The researcher's prompt contains "research", matching the first fixture. The writer's prompt contains "write", matching the second. Each agent gets its own deterministic response.

Tool Calls

CrewAI agents can use tools. When an agent invokes a tool, CrewAI sends a chat completion with tool_choice and expects a tool-call response. aimock fixtures handle this with the toolCalls response field.

fixtures/crewai-tools.json json

{
  "fixtures": [
    {
      "match": { "userMessage": "search", "sequenceIndex": 0 },
      "response": {
        "toolCalls": [
          {
            "name": "web_search",
            "arguments": { "query": "LLM testing frameworks 2025" }
          }
        ]
      }
    },
    {
      "match": { "userMessage": "search", "sequenceIndex": 1 },
      "response": {
        "content": "Based on the search results, the top LLM testing frameworks are aimock, promptfoo, and deepeval."
      }
    }
  ]
}

Agent with tools python

from crewai import Agent, Task, Crew
from crewai_tools import SerperDevTool

search_tool = SerperDevTool()

researcher = Agent(
    role="Researcher",
    goal="Search the web for information",
    backstory="Expert web researcher",
    tools=[search_tool],
)

task = Task(
    description="Search for the latest LLM testing frameworks",
    expected_output="A ranked list of frameworks",
    agent=researcher,
)

crew = Crew(agents=[researcher], tasks=[task])
result = crew.kickoff()

The first fixture triggers the tool call.

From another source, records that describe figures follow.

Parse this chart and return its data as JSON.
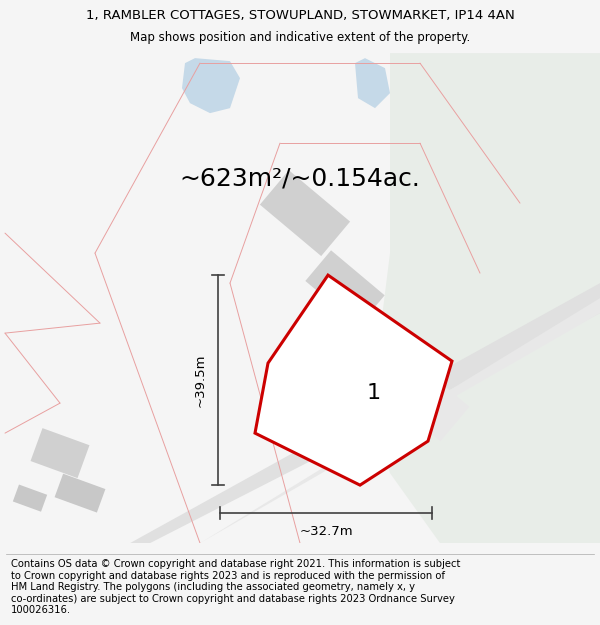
{
  "title_line1": "1, RAMBLER COTTAGES, STOWUPLAND, STOWMARKET, IP14 4AN",
  "title_line2": "Map shows position and indicative extent of the property.",
  "area_text": "~623m²/~0.154ac.",
  "label_1": "1",
  "dim_height": "~39.5m",
  "dim_width": "~32.7m",
  "footer_lines": [
    "Contains OS data © Crown copyright and database right 2021. This information is subject",
    "to Crown copyright and database rights 2023 and is reproduced with the permission of",
    "HM Land Registry. The polygons (including the associated geometry, namely x, y",
    "co-ordinates) are subject to Crown copyright and database rights 2023 Ordnance Survey",
    "100026316."
  ],
  "bg_color": "#f5f5f5",
  "map_bg": "#f8f8f8",
  "green_color": "#e8ede8",
  "blue_color": "#c5d9e8",
  "gray_road": "#e0e0e0",
  "gray_bldg": "#d0d0d0",
  "gray_bldg2": "#e8e8e8",
  "boundary_color": "#e8a0a0",
  "plot_fill": "#ffffff",
  "plot_edge": "#cc0000",
  "dim_color": "#404040",
  "title_fs": 9.5,
  "subtitle_fs": 8.5,
  "area_fs": 18,
  "label_fs": 16,
  "dim_fs": 9.5,
  "footer_fs": 7.2,
  "plot_lw": 2.2,
  "boundary_lw": 0.7,
  "dim_lw": 1.2
}
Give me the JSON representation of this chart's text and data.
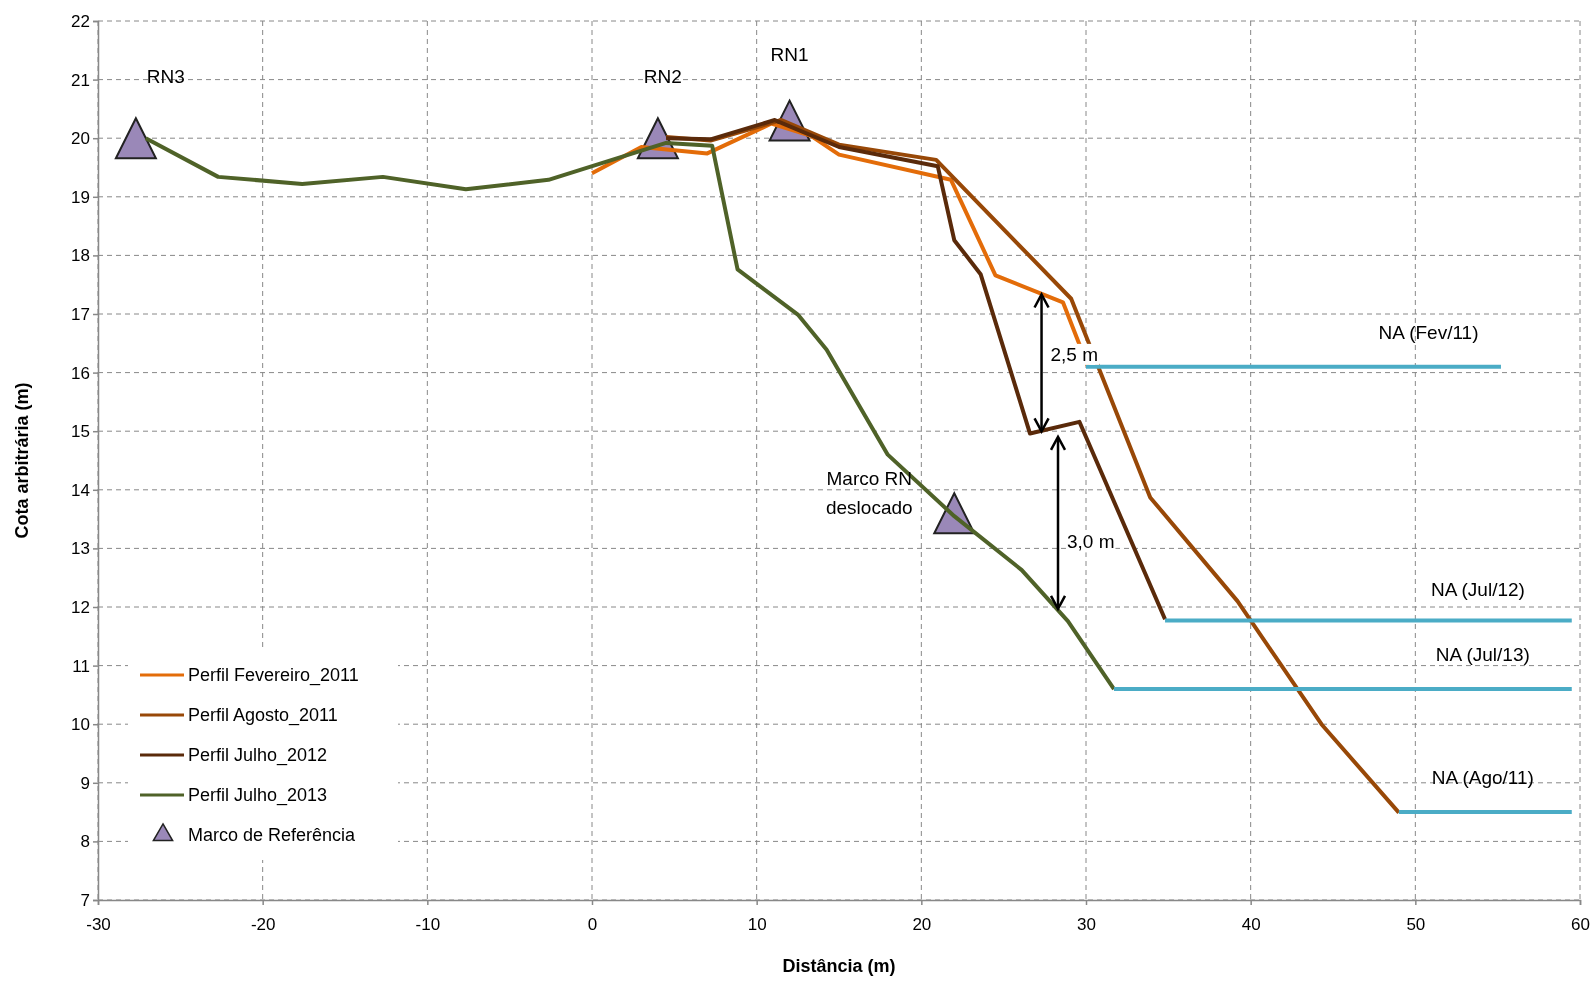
{
  "chart_data": {
    "type": "line",
    "xlabel": "Distância (m)",
    "ylabel": "Cota arbitrária (m)",
    "xlim": [
      -30,
      60
    ],
    "xticks": [
      -30,
      -20,
      -10,
      0,
      10,
      20,
      30,
      40,
      50,
      60
    ],
    "ylim": [
      7,
      22
    ],
    "yticks": [
      7,
      8,
      9,
      10,
      11,
      12,
      13,
      14,
      15,
      16,
      17,
      18,
      19,
      20,
      21,
      22
    ],
    "grid": true,
    "legend": "bottom left",
    "line_style": "solid",
    "series": [
      {
        "name": "Perfil Fevereiro_2011",
        "color": "#e36c09",
        "x": [
          0,
          3,
          7,
          10.9,
          13.3,
          15,
          21.8,
          24.5,
          28.6,
          30.1
        ],
        "values": [
          19.4,
          19.85,
          19.74,
          20.25,
          20.04,
          19.72,
          19.29,
          17.66,
          17.2,
          16.12
        ]
      },
      {
        "name": "Perfil Agosto_2011",
        "color": "#984807",
        "x": [
          4.5,
          7.2,
          11.5,
          15,
          20.9,
          29.1,
          33.9,
          39.2,
          44.3,
          49
        ],
        "values": [
          20.02,
          19.96,
          20.31,
          19.89,
          19.63,
          17.26,
          13.87,
          12.1,
          10,
          8.49
        ]
      },
      {
        "name": "Perfil Julho_2012",
        "color": "#5a2a0a",
        "x": [
          4.5,
          7.2,
          11.1,
          15,
          21,
          22,
          23.6,
          26.6,
          29.6,
          34.8
        ],
        "values": [
          20,
          19.98,
          20.31,
          19.85,
          19.52,
          18.26,
          17.68,
          14.96,
          15.16,
          11.79
        ]
      },
      {
        "name": "Perfil Julho_2013",
        "color": "#4f6228",
        "x": [
          -27.1,
          -22.7,
          -17.6,
          -12.7,
          -7.66,
          -2.64,
          4.5,
          7.3,
          8.84,
          12.5,
          14.25,
          17.96,
          22,
          26.1,
          28.9,
          31.7
        ],
        "values": [
          20,
          19.34,
          19.22,
          19.34,
          19.13,
          19.29,
          19.92,
          19.87,
          17.76,
          16.99,
          16.39,
          14.6,
          13.55,
          12.63,
          11.76,
          10.6
        ]
      },
      {
        "name": "Marco de Referência",
        "type": "scatter",
        "marker": "triangle",
        "color": "#9a88b8",
        "x": [
          -27.7,
          4,
          12,
          22
        ],
        "values": [
          20,
          20,
          20.3,
          13.6
        ]
      },
      {
        "type": "line",
        "color": "#4bacc6",
        "x": [
          30,
          55.2
        ],
        "values": [
          16.1,
          16.1
        ]
      },
      {
        "type": "line",
        "color": "#4bacc6",
        "x": [
          34.8,
          59.5
        ],
        "values": [
          11.77,
          11.77
        ]
      },
      {
        "type": "line",
        "color": "#4bacc6",
        "x": [
          31.7,
          59.5
        ],
        "values": [
          10.6,
          10.6
        ]
      },
      {
        "type": "line",
        "color": "#4bacc6",
        "x": [
          49,
          59.5
        ],
        "values": [
          8.5,
          8.5
        ]
      }
    ],
    "annotations": [
      {
        "text": "RN3",
        "x": -27.7,
        "y": 20
      },
      {
        "text": "RN2",
        "x": 4,
        "y": 20
      },
      {
        "text": "RN1",
        "x": 12,
        "y": 20.3
      },
      {
        "text": "Marco RN deslocado",
        "x": 22,
        "y": 13.6
      },
      "2,5 m",
      "3,0 m",
      {
        "text": "NA (Fev/11)",
        "x": 50.8,
        "y": 16.1
      },
      {
        "text": "NA (Jul/12)",
        "x": 53.8,
        "y": 11.77
      },
      {
        "text": "NA (Jul/13)",
        "x": 54.1,
        "y": 10.6
      },
      {
        "text": "NA (Ago/11)",
        "x": 54.1,
        "y": 8.5
      }
    ]
  }
}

After CrewAI processes the tool result and sends it back to the LLM, the second fixture matches the follow-up message and returns the final answer.

CI with GitHub Action

Use the CopilotKit/aimock GitHub Action to run aimock as a background service in your CI pipeline.

.github/workflows/test.yml yaml

name: Test CrewAI Crew
on: [push, pull_request]
jobs:
  test:
    runs-on: ubuntu-latest
    steps:
      - uses: actions/checkout@v4
      - uses: actions/setup-python@v5
        with:
          python-version: "3.11"
      - uses: CopilotKit/aimock@v1
        with:
          fixtures: ./fixtures
      - run: pip install crewai pytest aimock-pytest
      - run: pytest
        env:
          OPENAI_BASE_URL: http://127.0.0.1:4010/v1
          OPENAI_API_KEY: test

The action starts aimock on port 4010, loads your fixtures, and keeps the server running for the duration of the job. No real API keys needed.

Record & Replay

Record a full crew execution against a real LLM, then replay it deterministically in tests and CI. This is especially useful for capturing complex multi-agent interactions.

Record a crew run shell

# Start aimock in record mode — unmatched requests go to OpenAI
npx -p @copilotkit/aimock llmock --fixtures ./fixtures \
  --record \
  --provider-openai https://api.openai.com

# Run your crew with the real API key (proxied through aimock)
export OPENAI_BASE_URL=http://localhost:4010/v1
export OPENAI_API_KEY=sk-your-real-key
python crew.py

# New fixtures appear in ./fixtures/recorded/
# Commit them to your repo for deterministic replay

On subsequent runs without --record, aimock replays the recorded fixtures. Every agent in the crew gets the exact same response it received during the original recording, making your tests fully reproducible.